Meridith: Joint training and partnering is a key NASOC-SA line of effort in advancement of land and maritime readiness, preparedness and effectiveness. To advance this effort, CBP Air and Marine Operations (AMO) National Air Security Operations (NASO) created the UAS program’s Joint Program Office (JPO) in partnership with the U.S. Coast Guard (USCG). The JPO is located at NASOC-SA and is designed to maximize UAS capability by enlisting crew members and subject matter experts from multiple Department of Homeland Security and CBP components.
Members attached to the JPO come from agencies such as USCG, U.S. Border Patrol (USBP), and AMO’s part-time UAS qualified crew members and bring their unique expertise in land and/or maritime domain awareness law enforcement thereby enhancing UAS border security capability. For example, USCG crew members bring their experience in maritime search and rescue, contraband interdiction and countering of illegal fishing to our maritime domain awareness mission and USBP personnel bring their knowledge of the land border and land security issues to our land domain awareness missions. All JPO staff are trained as either pilots, sensor operators or radar operators under NASO’s MQ-9 UAS training program in Grand Forks, ND. A typical NASOC-SA crew can be comprised of members from multiple JPO components who fly and operate together gaining experience in tactics, techniques and procedures from different perspectives.
S&B: Feel free to speak to any other goals or challenges not already mentioned.
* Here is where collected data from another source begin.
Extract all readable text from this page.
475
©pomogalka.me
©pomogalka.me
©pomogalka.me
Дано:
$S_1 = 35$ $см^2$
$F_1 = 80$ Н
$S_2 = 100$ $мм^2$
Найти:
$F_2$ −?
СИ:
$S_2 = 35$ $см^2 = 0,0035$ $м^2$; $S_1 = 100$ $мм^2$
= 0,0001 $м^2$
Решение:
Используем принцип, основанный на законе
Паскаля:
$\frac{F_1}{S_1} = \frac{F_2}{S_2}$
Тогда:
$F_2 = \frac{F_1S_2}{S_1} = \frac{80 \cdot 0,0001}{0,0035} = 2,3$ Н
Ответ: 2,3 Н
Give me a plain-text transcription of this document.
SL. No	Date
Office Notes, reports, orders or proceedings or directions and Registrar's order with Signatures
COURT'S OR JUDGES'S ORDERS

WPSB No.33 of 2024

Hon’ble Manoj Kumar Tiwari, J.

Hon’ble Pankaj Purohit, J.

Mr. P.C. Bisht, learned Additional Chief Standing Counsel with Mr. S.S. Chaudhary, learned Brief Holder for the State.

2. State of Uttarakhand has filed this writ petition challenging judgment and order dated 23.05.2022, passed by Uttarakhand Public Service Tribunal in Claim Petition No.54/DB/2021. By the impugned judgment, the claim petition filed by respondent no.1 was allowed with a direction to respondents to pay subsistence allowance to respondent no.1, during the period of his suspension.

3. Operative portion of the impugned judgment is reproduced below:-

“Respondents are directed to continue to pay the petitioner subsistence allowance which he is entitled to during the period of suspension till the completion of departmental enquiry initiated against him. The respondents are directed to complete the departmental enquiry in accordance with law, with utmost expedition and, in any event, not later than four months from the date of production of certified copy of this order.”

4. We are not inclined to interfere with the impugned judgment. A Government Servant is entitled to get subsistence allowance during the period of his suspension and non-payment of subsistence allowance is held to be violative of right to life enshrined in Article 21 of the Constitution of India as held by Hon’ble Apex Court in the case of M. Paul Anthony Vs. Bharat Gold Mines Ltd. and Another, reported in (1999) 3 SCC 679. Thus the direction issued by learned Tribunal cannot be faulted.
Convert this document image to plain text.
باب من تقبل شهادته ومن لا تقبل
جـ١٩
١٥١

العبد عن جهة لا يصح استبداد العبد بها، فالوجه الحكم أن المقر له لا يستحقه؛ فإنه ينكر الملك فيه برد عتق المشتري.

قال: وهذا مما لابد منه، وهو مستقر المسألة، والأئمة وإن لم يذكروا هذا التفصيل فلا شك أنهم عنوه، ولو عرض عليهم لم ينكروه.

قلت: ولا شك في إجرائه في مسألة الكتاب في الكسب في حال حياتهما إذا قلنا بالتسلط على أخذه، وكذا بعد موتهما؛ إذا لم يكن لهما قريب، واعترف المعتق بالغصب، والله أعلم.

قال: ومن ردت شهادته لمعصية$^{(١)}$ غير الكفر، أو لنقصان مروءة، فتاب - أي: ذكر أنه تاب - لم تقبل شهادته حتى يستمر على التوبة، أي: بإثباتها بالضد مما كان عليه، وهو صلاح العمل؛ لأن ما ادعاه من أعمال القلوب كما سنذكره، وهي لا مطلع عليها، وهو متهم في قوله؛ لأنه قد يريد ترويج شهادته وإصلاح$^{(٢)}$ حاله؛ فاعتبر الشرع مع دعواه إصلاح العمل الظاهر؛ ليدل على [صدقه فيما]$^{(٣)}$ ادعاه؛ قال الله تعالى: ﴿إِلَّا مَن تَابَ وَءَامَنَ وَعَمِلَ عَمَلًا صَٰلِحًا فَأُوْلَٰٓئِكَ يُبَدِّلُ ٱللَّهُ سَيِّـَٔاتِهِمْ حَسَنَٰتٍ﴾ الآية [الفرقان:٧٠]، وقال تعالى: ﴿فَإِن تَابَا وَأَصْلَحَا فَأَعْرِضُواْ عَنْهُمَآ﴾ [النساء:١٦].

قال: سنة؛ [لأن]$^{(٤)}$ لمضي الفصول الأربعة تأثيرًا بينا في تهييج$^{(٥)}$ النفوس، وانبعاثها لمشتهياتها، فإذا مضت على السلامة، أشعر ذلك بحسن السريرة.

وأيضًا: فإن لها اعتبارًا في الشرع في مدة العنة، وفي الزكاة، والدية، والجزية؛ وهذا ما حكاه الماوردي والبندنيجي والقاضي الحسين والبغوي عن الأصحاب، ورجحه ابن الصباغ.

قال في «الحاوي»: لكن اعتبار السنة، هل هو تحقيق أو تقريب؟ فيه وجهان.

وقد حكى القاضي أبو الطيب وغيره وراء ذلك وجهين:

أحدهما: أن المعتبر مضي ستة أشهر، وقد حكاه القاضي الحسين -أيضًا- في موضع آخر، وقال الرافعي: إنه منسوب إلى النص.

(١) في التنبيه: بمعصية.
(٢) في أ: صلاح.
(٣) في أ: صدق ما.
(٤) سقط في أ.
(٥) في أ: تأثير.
Meridith: UAS technology is relatively new and can be challenging as changes take place with the same regularity as smartphone upgrades. Rapid-fire technological changes can, if not properly managed, interfere with the safety of law enforcement aviation operations. A primary objective as we build our UAS community is promoting a positive aviation safety culture. I am committed to applying safe aviation methodology to sound land and maritime law enforcement tactics, techniques and procedures to effectively and safely ensure national border security objectives.